A ventisei anni dalla sua uscita, «Viaggio senza vento» è considerato come uno degli album che hanno cambiato le sorti del rock italiano.
Un lavoro che ha segnato il percorso dei Timoria, la band bresciana guidata da Omar Pedrini e Francesco Renga, e che quest’anno Pedrini ha voluto riproporre nella dimensione live. Fra le tappe del fortunato tour del cantante e chitarrista c’è quella di domenica prossima a Trento, alle 21, per l’evento finale dell’Oktoberfest.
Pedrini, perché riportare live «Viaggio senza vento»?
«È scaturito tutto lo scorso dicembre con l’uscita della nuova edizione di quell’album per celebrarne il venticinquennale. Nei mesi precedenti la Universal mi aveva incaricato di ascoltare i vecchi nastri per fare anche un secondo cd con inediti e rarità. In quel materiale ho trovato una cover degli Who e “Angel”, un brano che avevo dedicato a Kurt Cobain nel giorno della sua morte. Una canzone che non ci stava nella storia di “Viaggio senza vento” e che ho recuperato dal limbo proprio in occasione del venticinquennale della scomparsa del cantante dei Nirvana. Il successo di questa operazione ha stupito anche me considerando che la nuova versione del disco è arrivata al quarto posto in classifica».
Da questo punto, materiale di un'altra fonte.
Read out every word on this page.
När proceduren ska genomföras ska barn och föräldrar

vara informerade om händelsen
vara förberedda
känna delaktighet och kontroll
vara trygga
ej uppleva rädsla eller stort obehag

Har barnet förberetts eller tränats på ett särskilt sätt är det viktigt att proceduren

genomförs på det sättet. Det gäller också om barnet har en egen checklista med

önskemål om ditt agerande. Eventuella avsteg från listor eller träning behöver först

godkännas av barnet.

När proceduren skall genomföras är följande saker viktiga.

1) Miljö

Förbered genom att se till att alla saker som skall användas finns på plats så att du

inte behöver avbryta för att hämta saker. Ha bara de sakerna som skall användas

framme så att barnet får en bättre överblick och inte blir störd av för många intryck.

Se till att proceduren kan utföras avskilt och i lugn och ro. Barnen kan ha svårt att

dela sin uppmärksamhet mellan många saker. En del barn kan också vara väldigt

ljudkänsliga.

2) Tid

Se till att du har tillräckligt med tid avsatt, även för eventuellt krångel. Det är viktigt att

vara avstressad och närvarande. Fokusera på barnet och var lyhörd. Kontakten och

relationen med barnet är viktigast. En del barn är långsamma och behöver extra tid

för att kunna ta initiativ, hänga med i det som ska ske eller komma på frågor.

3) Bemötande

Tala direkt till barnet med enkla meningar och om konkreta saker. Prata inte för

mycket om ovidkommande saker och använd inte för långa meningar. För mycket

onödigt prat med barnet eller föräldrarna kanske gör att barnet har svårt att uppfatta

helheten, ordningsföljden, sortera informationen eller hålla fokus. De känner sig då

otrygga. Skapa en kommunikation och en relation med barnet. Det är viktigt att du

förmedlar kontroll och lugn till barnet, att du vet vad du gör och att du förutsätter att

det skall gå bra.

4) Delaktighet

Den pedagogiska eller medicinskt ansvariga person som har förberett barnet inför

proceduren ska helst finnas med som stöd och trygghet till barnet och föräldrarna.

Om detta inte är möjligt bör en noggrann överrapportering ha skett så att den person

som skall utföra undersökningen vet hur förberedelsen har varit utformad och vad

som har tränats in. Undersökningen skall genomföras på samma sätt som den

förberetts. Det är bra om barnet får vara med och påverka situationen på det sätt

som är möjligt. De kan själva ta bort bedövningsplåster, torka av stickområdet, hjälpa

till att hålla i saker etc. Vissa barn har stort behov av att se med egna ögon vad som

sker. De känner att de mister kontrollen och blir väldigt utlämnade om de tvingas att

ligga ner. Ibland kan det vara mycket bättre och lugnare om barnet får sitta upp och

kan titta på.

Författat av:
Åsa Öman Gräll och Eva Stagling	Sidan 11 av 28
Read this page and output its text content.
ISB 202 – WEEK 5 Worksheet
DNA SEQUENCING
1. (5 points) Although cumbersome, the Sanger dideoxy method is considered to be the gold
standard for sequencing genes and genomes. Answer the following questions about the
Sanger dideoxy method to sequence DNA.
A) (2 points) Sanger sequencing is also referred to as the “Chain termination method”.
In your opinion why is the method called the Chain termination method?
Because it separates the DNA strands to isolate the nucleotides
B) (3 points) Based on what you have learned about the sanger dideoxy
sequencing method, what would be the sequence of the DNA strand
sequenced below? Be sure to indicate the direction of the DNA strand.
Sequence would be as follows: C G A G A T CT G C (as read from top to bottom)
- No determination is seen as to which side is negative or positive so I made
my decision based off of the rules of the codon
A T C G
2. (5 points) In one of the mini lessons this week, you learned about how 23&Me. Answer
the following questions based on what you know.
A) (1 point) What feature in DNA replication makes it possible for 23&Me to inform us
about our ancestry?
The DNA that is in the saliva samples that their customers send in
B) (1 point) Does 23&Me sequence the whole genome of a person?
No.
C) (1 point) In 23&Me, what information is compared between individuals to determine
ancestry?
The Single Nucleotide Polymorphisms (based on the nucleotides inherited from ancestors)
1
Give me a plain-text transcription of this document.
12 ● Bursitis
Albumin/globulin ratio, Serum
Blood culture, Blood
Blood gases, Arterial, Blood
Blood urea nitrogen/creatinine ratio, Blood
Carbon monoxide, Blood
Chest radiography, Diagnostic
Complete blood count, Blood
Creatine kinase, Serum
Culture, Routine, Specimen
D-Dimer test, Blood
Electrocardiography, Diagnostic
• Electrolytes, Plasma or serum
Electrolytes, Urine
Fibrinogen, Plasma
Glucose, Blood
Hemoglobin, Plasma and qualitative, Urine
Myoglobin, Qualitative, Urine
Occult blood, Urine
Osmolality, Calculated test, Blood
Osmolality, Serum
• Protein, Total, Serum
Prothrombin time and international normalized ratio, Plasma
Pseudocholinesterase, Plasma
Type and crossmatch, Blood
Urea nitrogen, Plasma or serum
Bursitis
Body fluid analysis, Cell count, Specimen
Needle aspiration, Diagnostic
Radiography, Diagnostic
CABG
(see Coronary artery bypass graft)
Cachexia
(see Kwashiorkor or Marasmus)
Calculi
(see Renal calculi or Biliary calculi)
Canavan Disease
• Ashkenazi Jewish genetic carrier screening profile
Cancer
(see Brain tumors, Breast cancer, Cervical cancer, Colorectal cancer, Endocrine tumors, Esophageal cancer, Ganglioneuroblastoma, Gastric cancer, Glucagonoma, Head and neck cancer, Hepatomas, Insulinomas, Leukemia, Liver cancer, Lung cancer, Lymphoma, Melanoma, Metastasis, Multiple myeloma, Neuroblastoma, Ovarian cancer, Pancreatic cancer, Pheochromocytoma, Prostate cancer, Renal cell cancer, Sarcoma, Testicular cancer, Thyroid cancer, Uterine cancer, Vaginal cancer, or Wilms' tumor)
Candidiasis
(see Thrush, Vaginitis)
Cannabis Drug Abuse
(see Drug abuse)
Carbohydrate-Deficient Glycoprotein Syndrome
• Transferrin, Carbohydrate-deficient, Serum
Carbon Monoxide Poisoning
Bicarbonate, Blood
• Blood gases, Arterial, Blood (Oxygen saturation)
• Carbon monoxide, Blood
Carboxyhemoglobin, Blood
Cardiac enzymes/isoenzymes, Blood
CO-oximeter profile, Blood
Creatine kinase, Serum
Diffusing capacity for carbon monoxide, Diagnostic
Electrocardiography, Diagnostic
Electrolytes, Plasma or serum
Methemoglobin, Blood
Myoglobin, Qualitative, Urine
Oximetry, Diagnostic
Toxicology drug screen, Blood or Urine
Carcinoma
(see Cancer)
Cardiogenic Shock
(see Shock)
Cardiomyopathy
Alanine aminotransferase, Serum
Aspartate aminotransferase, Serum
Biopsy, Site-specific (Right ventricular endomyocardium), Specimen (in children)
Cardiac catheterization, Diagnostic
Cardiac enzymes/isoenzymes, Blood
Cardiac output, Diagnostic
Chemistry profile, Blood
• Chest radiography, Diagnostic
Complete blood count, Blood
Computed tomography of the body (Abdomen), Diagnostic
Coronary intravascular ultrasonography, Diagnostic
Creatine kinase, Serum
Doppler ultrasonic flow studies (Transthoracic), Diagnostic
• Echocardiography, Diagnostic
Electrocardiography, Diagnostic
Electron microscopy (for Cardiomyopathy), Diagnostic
La gente evidentemente non si è dimenticata di voi.
«Direi di no: preso dall’entusiasmo, ho accarezzato l’idea di provare a riunire la band, un tentativo che in passato non avevo mai voluto fare, però stavolta mi sembrava davvero il momento giusto. Purtroppo l’operazione non è riuscita: ci siamo trovati ma Francesco Renga ci ha fatto sapere di avere un progetto grosso in ballo. Si trattava, lo abbiamo scoperto dopo, del Festival di Sanremo ma, questa è una mia osservazione affettuosa, avrebbe fatto meglio a non andarci. Ho deciso così di intraprendere questa avventura con la mia band».
Ai tempi, per «Viaggio senza vento» si parlò di rock progressivo.
«Questo concept album racconta una storia unica e quindi non è fatto da canzoni singole. Senza dubbio ha un’anima prog nel suo concepimento perché abbiamo lavorato con Eugenio Finardi e Mauro Pagani, due volti del prog italiano degli anni ‘70 che io amo tantissimo. Ci sono quattro pezzi legati a questo genere nello stile con tanto di assoli di flauto ma ci sono anche brani hard rock, funky e crossover, ci sono tanti ingredienti sonori».
Qual è la sua forza oggi?
«È un lavoro simbolico per la musica di un decennio di passaggio come gli anni ‘90, capace anche oggi di mantenere la sua freschezza e di essere apprezzato pure dai ragazzi del terzo millennio. Poi è cantato in italiano ed allora nel rock non erano in molti a farlo perché preferivano l’inglese».
Qual è il filo conduttore?
«I testi parlano tutti della stessa persona come se fosse un film o un’opera teatrale. La storia è quella di Joe, sorta di mio alter-ego, un ragazzo con problemi di droga che finisce in carcere. Poi però reagisce, fugge dal carcere, va in Oriente dove trova l’amore, la spiritualità che gli mancava e quindi torna in Italia sotto forma di guerriero. È un po’ la trasformazione di un ragazzo perdente che rinasce guerriero dopo un viaggio, un lavoro su se stesso».
Ci sarà spazio per altro nel concerto di Trento?
«Solo “Viaggio senza vento” dura un’ora e quaranta ma nei bis, che per me sono una zona franca a seconda dell’umore, ci sarà spazio per qualche altro brano dei Timoria e del mio repertorio».